Ye Xiong, Asim Mahmood, Micheal Chopp
Recent evidence has suggested that traumatic brain injuries can be treated effectively using mesenchymal stem cells (MSC). Treatment does not completely reverse the damage caused by a traumatic brain injury but has been shown to have a significant therapeutic effect. An important factor in utilizing MSCs for brain injuries is their ability to generate exosomes. Exosomes are lipid vesicles capable of crossing the blood brain barrier and are heavily involved in cellular communication.They shuttle proteins and genetic information between neighboring and distant cells. Disadvantages seen in the use of therapeutic MSCs seem to be absent with the MSC derived exosomes.
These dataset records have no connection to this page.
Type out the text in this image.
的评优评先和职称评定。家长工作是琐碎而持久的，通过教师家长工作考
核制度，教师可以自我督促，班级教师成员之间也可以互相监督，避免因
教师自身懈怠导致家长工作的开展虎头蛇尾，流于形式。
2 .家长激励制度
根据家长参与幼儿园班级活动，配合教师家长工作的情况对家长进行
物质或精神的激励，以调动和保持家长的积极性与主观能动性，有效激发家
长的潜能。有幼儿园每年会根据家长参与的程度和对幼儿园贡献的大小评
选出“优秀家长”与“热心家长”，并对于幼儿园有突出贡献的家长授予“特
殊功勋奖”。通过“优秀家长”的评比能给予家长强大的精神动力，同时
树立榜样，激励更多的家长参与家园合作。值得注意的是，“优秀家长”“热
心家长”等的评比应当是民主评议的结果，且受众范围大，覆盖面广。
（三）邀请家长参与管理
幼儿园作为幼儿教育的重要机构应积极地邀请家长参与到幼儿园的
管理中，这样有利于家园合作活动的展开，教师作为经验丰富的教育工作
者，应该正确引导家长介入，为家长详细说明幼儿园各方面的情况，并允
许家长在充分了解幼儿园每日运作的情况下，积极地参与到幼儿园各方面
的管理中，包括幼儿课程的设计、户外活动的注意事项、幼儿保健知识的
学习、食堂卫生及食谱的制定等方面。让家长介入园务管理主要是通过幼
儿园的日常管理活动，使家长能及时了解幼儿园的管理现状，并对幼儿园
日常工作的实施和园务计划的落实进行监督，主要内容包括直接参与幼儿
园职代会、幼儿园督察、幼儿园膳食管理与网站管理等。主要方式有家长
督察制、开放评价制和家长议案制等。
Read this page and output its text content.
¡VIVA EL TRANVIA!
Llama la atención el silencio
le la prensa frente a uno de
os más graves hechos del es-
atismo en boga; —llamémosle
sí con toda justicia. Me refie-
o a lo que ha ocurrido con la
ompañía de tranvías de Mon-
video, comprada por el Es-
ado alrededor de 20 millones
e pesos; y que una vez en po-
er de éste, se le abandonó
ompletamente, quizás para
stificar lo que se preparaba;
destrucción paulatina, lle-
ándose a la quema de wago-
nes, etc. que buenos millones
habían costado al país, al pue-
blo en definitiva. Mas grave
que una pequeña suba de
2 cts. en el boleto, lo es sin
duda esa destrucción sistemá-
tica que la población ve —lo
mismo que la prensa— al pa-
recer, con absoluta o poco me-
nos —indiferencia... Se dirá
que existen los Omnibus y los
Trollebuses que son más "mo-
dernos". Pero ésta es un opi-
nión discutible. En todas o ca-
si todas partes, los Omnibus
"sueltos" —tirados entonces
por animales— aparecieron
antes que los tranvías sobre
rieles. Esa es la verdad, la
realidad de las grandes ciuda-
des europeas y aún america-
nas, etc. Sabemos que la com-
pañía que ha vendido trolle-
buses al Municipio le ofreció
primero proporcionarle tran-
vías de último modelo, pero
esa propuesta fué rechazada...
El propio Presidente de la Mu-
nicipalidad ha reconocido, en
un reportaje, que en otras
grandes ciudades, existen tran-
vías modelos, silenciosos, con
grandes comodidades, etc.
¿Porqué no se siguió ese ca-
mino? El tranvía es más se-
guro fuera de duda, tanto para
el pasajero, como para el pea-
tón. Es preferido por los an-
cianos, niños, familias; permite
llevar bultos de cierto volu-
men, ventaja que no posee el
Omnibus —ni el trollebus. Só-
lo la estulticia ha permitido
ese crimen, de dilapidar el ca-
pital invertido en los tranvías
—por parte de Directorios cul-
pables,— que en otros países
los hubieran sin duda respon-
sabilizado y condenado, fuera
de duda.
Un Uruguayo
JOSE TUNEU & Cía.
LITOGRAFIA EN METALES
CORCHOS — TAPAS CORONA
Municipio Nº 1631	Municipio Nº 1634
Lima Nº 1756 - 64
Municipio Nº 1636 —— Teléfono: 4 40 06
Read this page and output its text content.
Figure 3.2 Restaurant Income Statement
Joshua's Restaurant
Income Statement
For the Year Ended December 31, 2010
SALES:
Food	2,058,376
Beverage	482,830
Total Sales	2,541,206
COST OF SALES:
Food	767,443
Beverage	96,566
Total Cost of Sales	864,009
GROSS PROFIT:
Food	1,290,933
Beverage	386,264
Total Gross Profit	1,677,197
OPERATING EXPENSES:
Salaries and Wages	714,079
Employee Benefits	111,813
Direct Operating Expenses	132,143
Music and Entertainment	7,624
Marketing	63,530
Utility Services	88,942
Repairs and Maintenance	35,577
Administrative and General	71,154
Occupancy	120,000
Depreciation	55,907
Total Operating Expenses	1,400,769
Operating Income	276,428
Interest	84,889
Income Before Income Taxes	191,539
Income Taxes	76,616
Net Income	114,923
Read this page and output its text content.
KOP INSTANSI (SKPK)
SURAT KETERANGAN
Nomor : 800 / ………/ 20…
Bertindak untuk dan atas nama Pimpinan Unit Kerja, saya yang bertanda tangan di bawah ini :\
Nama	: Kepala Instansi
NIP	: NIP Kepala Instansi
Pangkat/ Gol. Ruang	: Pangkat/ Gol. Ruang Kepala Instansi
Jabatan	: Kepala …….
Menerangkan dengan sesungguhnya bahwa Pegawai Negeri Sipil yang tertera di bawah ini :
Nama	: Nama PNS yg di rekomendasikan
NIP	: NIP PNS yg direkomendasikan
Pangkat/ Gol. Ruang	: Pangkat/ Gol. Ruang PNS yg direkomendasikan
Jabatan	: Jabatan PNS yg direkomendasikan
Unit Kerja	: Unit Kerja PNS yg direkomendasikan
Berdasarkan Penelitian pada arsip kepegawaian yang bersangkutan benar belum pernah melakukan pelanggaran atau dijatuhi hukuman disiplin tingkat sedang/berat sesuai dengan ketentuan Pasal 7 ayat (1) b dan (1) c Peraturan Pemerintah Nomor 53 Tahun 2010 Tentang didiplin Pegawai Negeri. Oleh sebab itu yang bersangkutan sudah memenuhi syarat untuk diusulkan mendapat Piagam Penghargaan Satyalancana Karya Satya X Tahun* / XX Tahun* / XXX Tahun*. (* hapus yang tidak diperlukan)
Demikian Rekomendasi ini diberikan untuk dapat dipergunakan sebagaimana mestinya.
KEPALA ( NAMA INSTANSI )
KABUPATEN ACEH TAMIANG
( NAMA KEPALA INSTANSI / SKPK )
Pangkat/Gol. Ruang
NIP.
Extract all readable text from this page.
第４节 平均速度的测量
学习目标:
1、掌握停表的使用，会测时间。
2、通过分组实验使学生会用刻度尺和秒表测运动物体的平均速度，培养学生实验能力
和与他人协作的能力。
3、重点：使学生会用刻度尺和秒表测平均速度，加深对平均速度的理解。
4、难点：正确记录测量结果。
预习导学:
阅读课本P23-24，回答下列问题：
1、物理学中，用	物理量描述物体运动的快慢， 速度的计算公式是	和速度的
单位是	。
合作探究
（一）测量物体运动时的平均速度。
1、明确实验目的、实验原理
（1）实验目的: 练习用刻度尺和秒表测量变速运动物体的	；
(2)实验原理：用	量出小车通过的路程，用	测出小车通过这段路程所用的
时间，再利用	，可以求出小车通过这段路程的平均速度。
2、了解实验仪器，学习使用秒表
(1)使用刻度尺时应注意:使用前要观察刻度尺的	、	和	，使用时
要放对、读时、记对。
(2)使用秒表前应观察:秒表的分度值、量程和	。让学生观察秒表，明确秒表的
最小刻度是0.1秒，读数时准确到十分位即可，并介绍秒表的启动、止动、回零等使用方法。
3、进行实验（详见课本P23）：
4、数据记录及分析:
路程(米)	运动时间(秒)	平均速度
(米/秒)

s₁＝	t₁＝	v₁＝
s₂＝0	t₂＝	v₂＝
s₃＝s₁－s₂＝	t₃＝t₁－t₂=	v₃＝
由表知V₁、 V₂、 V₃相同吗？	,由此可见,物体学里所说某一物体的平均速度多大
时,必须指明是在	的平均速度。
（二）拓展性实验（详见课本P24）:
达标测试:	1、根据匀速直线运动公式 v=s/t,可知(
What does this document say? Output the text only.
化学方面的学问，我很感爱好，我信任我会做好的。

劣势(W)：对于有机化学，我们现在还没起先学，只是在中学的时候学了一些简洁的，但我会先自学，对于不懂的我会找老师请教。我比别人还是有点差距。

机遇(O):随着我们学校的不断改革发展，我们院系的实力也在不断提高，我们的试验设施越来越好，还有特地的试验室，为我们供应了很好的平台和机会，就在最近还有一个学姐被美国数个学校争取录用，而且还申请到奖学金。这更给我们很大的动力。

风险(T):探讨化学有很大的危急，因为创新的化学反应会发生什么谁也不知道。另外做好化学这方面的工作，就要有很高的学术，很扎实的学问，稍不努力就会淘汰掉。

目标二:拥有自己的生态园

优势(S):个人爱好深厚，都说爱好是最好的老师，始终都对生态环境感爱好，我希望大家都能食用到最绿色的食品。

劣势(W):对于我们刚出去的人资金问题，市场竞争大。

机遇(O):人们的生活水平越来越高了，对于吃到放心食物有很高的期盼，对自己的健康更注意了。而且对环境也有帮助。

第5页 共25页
MSC-derived Exosome as a Novel Therapy for TBI
Exosomes have recently gained recognition due to their ability to maintain the same therapeutic benefits as traditional MSC therapy and provide a decrease in safety risks for patients. Exosomes have the ability to promote cellular regeneration without the dangers of uncontrolled replication and can be stored without losing function. Exosomes could become a more effective over the counter treatment option. However, their use in clinical treatment of brain injuries is still in its infancy.
microRNAs in MSC-derived Exosomes as Possible Mediators of Neuroplasticity
miRNA regulate gene expression and “are likely to be involved in most biological processes such as developmental timing and host-pathogen interactions as well as cell differentiation, proliferation, apoptosis and tumorigenesis” suggesting that miRNAs might be involved in stimulating neuroplasticity and healing after injury. Theoretically, exosomes may transfer miRNAs to the neural cells which then promotes recovery and regeneration. An important factor to mention is the significance of an exosome’s internal components (proteins, RNAs, lipids, and DNA) in its efficacy. Exosomes without proteins and genetic materials provide no therapeutic benefit in cellular recovery.